Date Jumat, 1 August 2014 | 00:35 WIB
member of Jawa Pos National Network (JPNN)

Home » Berita » Nasional

Sengketa Pemilukada Sawahlunto

MK Gelar Sidang Perdana

Kamis, 06-06-2013 | 08:42 WIB | 308 klik

Jakarta, Padek—Mahkamah Konstitusi (MK) mulai menggelar sidang perdana perkara sengketa Pemilukada Kota Sawahlunto dengan Nomor Perkara 58/PHPU.D-XI/2013 dan 59/PHPU.D-XI/2013, Selasa (4/6). Pemohon sidang, yakni pasangan nomor urut 5 Fauzi Hasan-Deri Asta (Fader) dan pasangan nomor urut 3 Erizal Ridwan-Emeldi. Kedua pasangan itu menggugat KPU yang memenangkan pasangan nomor urut 1 Ali Yusuf dan Ismed (Alis). Pemohon meminta MK memerintahkan KPU Sawahlunto melakukan pemilihan suara ulang serta mendiskualifikasi pasangan Alis.
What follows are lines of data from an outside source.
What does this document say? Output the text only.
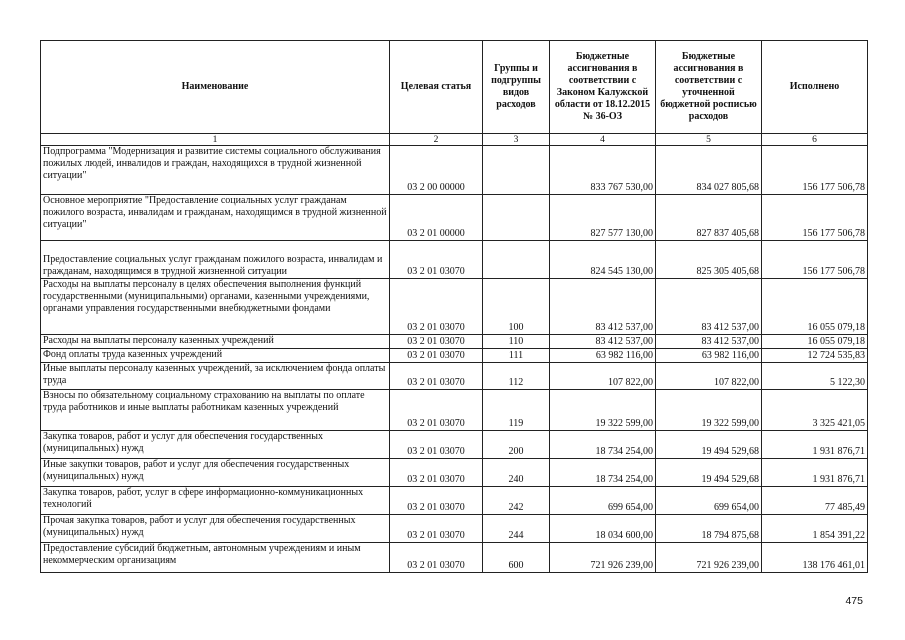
Наименование	Целевая статья	Группы и подгруппы видов расходов	Бюджетные ассигнования в соответствии с Законом Калужской области от 18.12.2015 № 36-ОЗ	Бюджетные ассигнования в соответствии с уточненной бюджетной росписью расходов	Исполнено
1	2	3	4	5	6
Подпрограмма "Модернизация и развитие системы социального обслуживания пожилых людей, инвалидов и граждан, находящихся в трудной жизненной ситуации"	03 2 00 00000		833 767 530,00	834 027 805,68	156 177 506,78
Основное мероприятие "Предоставление социальных услуг гражданам пожилого возраста, инвалидам и гражданам, находящимся в трудной жизненной ситуации"	03 2 01 00000		827 577 130,00	827 837 405,68	156 177 506,78
Предоставление социальных услуг гражданам пожилого возраста, инвалидам и гражданам, находящимся в трудной жизненной ситуации	03 2 01 03070		824 545 130,00	825 305 405,68	156 177 506,78
Расходы на выплаты персоналу в целях обеспечения выполнения функций государственными (муниципальными) органами, казенными учреждениями, органами управления государственными внебюджетными фондами	03 2 01 03070	100	83 412 537,00	83 412 537,00	16 055 079,18
Расходы на выплаты персоналу казенных учреждений	03 2 01 03070	110	83 412 537,00	83 412 537,00	16 055 079,18
Фонд оплаты труда казенных учреждений	03 2 01 03070	111	63 982 116,00	63 982 116,00	12 724 535,83
Иные выплаты персоналу казенных учреждений, за исключением фонда оплаты труда	03 2 01 03070	112	107 822,00	107 822,00	5 122,30
Взносы по обязательному социальному страхованию на выплаты по оплате труда работников и иные выплаты работникам казенных учреждений	03 2 01 03070	119	19 322 599,00	19 322 599,00	3 325 421,05
Закупка товаров, работ и услуг для обеспечения государственных (муниципальных) нужд	03 2 01 03070	200	18 734 254,00	19 494 529,68	1 931 876,71
Иные закупки товаров, работ и услуг для обеспечения государственных (муниципальных) нужд	03 2 01 03070	240	18 734 254,00	19 494 529,68	1 931 876,71
Закупка товаров, работ, услуг в сфере информационно-коммуникационных технологий	03 2 01 03070	242	699 654,00	699 654,00	77 485,49
Прочая закупка товаров, работ и услуг для обеспечения государственных (муниципальных) нужд	03 2 01 03070	244	18 034 600,00	18 794 875,68	1 854 391,22
Предоставление субсидий бюджетным, автономным учреждениям и иным некоммерческим организациям	03 2 01 03070	600	721 926 239,00	721 926 239,00	138 176 461,01
475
Syamsurdi Nofrizal sebagai kuasa hukum pemohon Fader, pada sidang yang diketuai Hamdan Zoelva mengatakan kliennya keberatan dengan keputusan KPU Sawahlunto yang meloloskan pasangan Alis yang dianggapnya tidak memenuhi syarat. Selain itu, Syamsurdi juga menyebutkan, KPU Sawahlunto selaku termohon telah melakukan kesalahan dan pelanggaran terhadap penyelenggaraan Pemilukada Sawahlunto 2013 yang bersifat terstruktur, terencana, dan masif.

Syamsurdi pun menuding KPU Kota Sawahlunto tidak memberikan berkas dan data pendukung, materi pengawasan, dan verifikasi kepada Panwaslukada Kota Sawahlunto. Hal itu menyebabkan Panwaslukada tidak bisa menindak pelanggaran-pelanggaran yang terjadi. Pelanggaran lain yang ditudingkan, yakni tidak terdistribusikannya undangan memilih secara maksimal.

“Termohon sengaja tidak secara benar menyosialisasikan pemilih dapat memilih dengan menunjukkan KTP. Padahal, para pemohon banyak menerima masukan dari masyarakat beberapa wilayah. Banyak undangan memilih tidak disampaikan pada pemilih,” tegasnya sebagai dilansir situs MK, kemarin.

Tindakan termohon tersebut, sambung dia, telah merugikan para pendukung yang akan memilih para pemohon karena hanya melalui pengumuman di radio. Maka menimbulkan problem di tingkat pelaksanaan di lapangan. Banyak petugas PPS dan KPPS menolak pemilih yang datang hanya membawa KTP dengan alasan petugas penyelenggara tidak pernah mendengar pengumuman radio dan tidak pernah ada bukti tertulis dari KPU Sawahlunto membolehkan pemilih memilih tanpa surat undangan memilih.

Pelanggaran tersebut menurut Syamsurdi dilakukan secara sengaja oleh KPU Kota Sawahlunto dengan tujuan memenangkan pasangan Alis. Merasa dirugikan, pemohon minta MK memerintahkan KPU Kota Sawahlunto melakukan pemungutan suara ulang dengan mendiskualifikasi Alis.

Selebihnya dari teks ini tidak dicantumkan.